I go back to my statement that to say that Prop 8 supporters should have done more to support Prop 4 is ignorant and unfair. They are entirely two separate issues. It's like saying that someone isn't Christian because they chose to volunteer at a community health center instead of volunteering at a soup kitchen. Do you see my connection? Both were good things to fight for, but there are priorities. Defending marriage and family was and is a priority to me.
You don't have life- or an ideal life- without respecting the sacredness of marriage and family.

Of course the ideal view of marriage and family isn't always realized. How unnecessary for you to point this out. But what good does sitting back and accepting defeat over the world's mistakes do? Even if what I'm fighting for is wrong- which I know is not the case- I want to be one that stands up for what I believe and does all in my power to make sure that The Ideal can become a reality. And if enough people do this- even if it's just by example, then I believe that most of society's problems would not exist, including abortions among minors. For me, it begins with educating others about what joy we really can have in an ideal family situation.

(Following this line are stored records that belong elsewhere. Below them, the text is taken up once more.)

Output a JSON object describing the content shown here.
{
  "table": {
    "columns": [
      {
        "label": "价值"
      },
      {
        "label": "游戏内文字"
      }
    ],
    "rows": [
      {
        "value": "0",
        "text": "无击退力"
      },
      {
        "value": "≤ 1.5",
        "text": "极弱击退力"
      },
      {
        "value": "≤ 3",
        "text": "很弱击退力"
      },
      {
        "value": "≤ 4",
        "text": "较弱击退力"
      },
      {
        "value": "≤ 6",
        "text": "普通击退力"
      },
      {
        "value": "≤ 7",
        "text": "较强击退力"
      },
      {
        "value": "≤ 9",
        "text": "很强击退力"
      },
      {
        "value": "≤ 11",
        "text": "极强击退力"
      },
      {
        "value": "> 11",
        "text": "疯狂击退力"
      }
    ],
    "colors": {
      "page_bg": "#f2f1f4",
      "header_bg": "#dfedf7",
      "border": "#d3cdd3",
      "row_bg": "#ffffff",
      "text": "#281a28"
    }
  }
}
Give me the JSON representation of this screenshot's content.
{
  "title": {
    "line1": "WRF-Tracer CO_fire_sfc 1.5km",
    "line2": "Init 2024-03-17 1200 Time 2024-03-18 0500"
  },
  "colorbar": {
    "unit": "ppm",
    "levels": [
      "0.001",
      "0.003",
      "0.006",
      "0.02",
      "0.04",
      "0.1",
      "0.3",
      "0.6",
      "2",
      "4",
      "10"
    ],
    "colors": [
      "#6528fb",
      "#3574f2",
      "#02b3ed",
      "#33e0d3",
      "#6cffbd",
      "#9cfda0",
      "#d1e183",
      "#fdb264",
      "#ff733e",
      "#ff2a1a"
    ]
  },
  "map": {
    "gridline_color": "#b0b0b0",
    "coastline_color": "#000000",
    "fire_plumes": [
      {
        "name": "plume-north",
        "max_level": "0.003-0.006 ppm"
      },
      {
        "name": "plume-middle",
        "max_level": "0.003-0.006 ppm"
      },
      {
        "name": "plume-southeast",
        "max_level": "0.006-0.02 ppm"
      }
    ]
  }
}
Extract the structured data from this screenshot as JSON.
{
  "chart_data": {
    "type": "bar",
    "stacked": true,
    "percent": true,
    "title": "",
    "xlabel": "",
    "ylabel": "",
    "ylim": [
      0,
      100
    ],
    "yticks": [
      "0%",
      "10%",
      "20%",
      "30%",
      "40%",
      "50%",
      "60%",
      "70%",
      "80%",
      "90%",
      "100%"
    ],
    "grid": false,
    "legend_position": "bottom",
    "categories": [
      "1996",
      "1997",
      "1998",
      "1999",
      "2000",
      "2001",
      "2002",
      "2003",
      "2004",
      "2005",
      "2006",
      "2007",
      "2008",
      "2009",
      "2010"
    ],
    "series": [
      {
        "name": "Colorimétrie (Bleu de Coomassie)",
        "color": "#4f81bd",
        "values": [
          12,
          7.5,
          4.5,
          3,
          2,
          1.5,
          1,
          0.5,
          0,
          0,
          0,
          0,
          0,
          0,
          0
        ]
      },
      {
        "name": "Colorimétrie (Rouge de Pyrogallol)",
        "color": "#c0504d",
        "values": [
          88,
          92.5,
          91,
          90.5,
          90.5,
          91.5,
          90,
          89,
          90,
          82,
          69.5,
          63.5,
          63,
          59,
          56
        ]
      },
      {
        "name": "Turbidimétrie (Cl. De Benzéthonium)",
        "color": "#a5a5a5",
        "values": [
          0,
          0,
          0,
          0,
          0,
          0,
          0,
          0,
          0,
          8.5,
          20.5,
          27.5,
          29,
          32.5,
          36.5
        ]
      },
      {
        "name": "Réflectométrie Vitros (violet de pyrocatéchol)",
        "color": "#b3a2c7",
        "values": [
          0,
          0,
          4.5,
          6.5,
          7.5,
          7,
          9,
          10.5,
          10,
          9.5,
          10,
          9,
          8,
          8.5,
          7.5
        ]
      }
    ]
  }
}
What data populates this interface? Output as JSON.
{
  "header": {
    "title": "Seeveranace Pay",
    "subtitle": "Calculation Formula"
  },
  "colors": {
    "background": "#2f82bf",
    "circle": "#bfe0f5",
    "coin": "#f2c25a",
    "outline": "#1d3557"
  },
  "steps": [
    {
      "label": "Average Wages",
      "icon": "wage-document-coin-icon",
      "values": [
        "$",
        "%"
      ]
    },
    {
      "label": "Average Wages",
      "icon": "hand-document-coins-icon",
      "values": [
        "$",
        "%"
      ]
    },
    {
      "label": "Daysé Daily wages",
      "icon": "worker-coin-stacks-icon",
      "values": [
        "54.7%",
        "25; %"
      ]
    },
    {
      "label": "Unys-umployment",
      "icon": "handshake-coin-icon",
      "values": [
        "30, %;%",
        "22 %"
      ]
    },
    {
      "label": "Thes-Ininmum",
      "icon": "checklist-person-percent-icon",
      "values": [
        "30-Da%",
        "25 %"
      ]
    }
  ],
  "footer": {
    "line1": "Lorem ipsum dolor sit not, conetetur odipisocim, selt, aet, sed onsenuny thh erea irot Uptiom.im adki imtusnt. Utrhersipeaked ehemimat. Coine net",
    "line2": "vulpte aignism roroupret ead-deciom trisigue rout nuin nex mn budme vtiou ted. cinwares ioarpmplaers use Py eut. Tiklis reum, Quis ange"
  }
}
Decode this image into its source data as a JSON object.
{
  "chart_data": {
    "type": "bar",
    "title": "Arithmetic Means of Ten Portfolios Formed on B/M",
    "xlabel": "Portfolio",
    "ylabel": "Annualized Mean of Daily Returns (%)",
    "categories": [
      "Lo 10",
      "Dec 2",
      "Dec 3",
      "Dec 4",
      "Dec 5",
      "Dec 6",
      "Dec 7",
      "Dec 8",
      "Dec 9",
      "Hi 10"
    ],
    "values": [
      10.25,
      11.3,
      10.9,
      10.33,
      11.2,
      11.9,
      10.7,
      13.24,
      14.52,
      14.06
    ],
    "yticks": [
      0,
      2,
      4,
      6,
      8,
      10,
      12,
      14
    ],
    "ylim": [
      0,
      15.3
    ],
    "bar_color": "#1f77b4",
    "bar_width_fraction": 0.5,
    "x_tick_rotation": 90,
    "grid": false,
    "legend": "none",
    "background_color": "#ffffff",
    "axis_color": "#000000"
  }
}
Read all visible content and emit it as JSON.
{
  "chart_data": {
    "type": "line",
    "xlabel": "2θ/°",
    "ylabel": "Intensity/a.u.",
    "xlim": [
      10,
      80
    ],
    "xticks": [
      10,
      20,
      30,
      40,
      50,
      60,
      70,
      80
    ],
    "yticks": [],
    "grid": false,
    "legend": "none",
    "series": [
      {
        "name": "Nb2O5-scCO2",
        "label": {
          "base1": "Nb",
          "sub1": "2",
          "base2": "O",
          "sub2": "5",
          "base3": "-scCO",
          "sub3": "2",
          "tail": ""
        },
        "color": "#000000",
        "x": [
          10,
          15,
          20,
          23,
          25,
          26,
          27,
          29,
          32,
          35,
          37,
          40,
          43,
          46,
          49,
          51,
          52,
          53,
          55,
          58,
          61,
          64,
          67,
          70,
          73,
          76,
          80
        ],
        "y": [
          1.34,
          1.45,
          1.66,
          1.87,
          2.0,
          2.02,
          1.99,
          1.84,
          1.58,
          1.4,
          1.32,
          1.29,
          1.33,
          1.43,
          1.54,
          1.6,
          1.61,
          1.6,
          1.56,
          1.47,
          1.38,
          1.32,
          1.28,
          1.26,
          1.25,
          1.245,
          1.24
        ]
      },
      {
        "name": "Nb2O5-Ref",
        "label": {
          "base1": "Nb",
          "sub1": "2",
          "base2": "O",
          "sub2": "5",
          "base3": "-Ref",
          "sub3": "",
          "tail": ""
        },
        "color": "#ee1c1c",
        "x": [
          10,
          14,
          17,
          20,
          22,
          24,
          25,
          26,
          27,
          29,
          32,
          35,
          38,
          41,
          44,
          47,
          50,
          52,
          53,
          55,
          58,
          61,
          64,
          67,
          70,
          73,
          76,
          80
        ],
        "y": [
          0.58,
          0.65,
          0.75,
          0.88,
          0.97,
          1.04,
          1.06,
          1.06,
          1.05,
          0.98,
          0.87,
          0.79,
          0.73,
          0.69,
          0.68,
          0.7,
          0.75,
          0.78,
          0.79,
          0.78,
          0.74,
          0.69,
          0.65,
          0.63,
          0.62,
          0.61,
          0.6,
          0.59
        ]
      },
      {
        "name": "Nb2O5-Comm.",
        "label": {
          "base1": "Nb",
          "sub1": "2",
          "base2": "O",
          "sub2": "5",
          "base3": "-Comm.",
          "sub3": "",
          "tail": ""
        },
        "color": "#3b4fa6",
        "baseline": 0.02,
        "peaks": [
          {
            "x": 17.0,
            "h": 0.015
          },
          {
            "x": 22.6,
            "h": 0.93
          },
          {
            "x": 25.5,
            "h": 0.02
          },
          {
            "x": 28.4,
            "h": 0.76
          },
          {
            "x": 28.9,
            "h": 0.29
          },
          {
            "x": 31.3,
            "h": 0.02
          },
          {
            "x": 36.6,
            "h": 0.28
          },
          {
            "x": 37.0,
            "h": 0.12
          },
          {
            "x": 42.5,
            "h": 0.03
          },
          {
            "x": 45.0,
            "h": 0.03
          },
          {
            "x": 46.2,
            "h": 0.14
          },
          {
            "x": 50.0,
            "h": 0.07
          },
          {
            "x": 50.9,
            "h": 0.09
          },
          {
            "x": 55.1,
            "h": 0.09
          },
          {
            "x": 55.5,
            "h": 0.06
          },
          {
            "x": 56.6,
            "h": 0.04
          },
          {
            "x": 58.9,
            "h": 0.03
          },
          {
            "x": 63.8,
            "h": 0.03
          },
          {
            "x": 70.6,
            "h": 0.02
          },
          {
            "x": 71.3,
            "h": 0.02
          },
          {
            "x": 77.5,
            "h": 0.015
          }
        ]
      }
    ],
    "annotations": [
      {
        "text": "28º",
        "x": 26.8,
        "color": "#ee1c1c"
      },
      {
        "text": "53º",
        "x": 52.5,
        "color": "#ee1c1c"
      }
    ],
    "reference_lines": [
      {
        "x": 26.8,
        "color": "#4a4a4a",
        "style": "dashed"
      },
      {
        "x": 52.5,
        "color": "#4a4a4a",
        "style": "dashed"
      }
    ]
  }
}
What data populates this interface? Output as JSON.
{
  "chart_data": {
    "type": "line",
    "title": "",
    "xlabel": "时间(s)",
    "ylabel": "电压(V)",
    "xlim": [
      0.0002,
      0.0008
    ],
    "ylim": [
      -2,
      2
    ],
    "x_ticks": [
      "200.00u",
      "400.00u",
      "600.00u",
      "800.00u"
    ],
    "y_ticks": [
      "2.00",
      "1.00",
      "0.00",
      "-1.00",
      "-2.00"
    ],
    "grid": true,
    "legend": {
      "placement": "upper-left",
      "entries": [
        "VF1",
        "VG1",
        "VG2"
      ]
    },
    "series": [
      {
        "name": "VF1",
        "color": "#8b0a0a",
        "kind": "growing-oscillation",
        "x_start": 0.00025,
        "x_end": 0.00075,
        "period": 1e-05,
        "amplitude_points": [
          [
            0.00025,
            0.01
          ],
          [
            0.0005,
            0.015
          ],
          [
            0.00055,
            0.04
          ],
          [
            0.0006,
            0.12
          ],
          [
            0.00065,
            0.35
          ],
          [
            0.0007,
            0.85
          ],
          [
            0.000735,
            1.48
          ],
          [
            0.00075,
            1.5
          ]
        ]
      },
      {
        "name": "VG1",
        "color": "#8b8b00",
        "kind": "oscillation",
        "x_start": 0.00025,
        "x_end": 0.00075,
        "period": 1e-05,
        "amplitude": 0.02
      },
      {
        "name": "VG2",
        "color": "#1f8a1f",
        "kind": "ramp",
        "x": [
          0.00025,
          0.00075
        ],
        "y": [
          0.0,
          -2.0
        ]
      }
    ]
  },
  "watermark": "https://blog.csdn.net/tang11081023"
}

This is ultimately why I worked so hard to defend Prop 8.

While you didn't actually call Prop 8 supporters bigots, you did say that they "acted in a bigoted and ignorant way." I don't see how defending my beliefs- backed up by research and moral convictions- of what makes society strong is bigotry or ignorance.

David said...

jeremy and sarahlynn...

I did know that California farmers now had to treat their livestock in a humane way. What a shame that they won't be able to remove their beaks, remove their claws, keep them in cramped quarters which prevent them from moving around, feed them on hormone and chemically injected feed that contains animal remains, and start to tear their limbs off before they're actually dead. I can see why a good Christian such as yourself would choose animal cruelty, corporate factory farming, and profits over respecting all of God's creatures.

You can have your priorities, but I will not respect you decision because your arguments are subjective and based on fear. They are being used to persecute a politically weak minority. If you had been honest and said "I support Prop 8 because the prophet said to and my morals disagree with the practice," I would respect that. But you invoked fake science and fear. Not respectable.

I object to the intolerant and offensive behaviors you described on your blog. Mocking homosexuals one moment and than expressing love for them the next is hypocritical and dishonest.

I object to any religious organization instructing it's members how to vote. Stating the organization's view on issues is appropriate. Asking their parishioners to prayerfully and thoughtfully consider the issue and vote according to their understanding is perfectly fine with me. Instructing members how to vote is out of line. (Maybe that's why they recanted the May 2008 letter and replaced it with a more generic version.)

The fight against gay marriage is about two things. One, it is about personal morality. Two, it is about semantics and ownership of a word. I don't care which a person chooses as long as they're honest about it.

There is no hard science that homosexual marriage adversely affects families or kids or community any more than pornography, substance abuse, absence from the home, debt, or any of our social challenges.

If we are intellectually honest, we realize that the fight against homosexual marriage is discriminatory, distracting, and divisive. But own it!

In California, the fight against gay marriage was a decision to choose the easier fight. How can a group claim to protect the sanctity of marriage and fail to do everything they can to protect the sanctity of life?

P.S., Congratulations are in order, however, for accomplishing -- nothing. Today, Connecticut become the third state in the U.S. to allow same-sex marriage. See http://www.msnbc.msn.com/id/27677272. If a person chooses to vote for it, as I did, at least be honest enough to say "I did it because I morally object to it" or "I'm being obedient to a religious figure." Don't hide behind pseudo-science.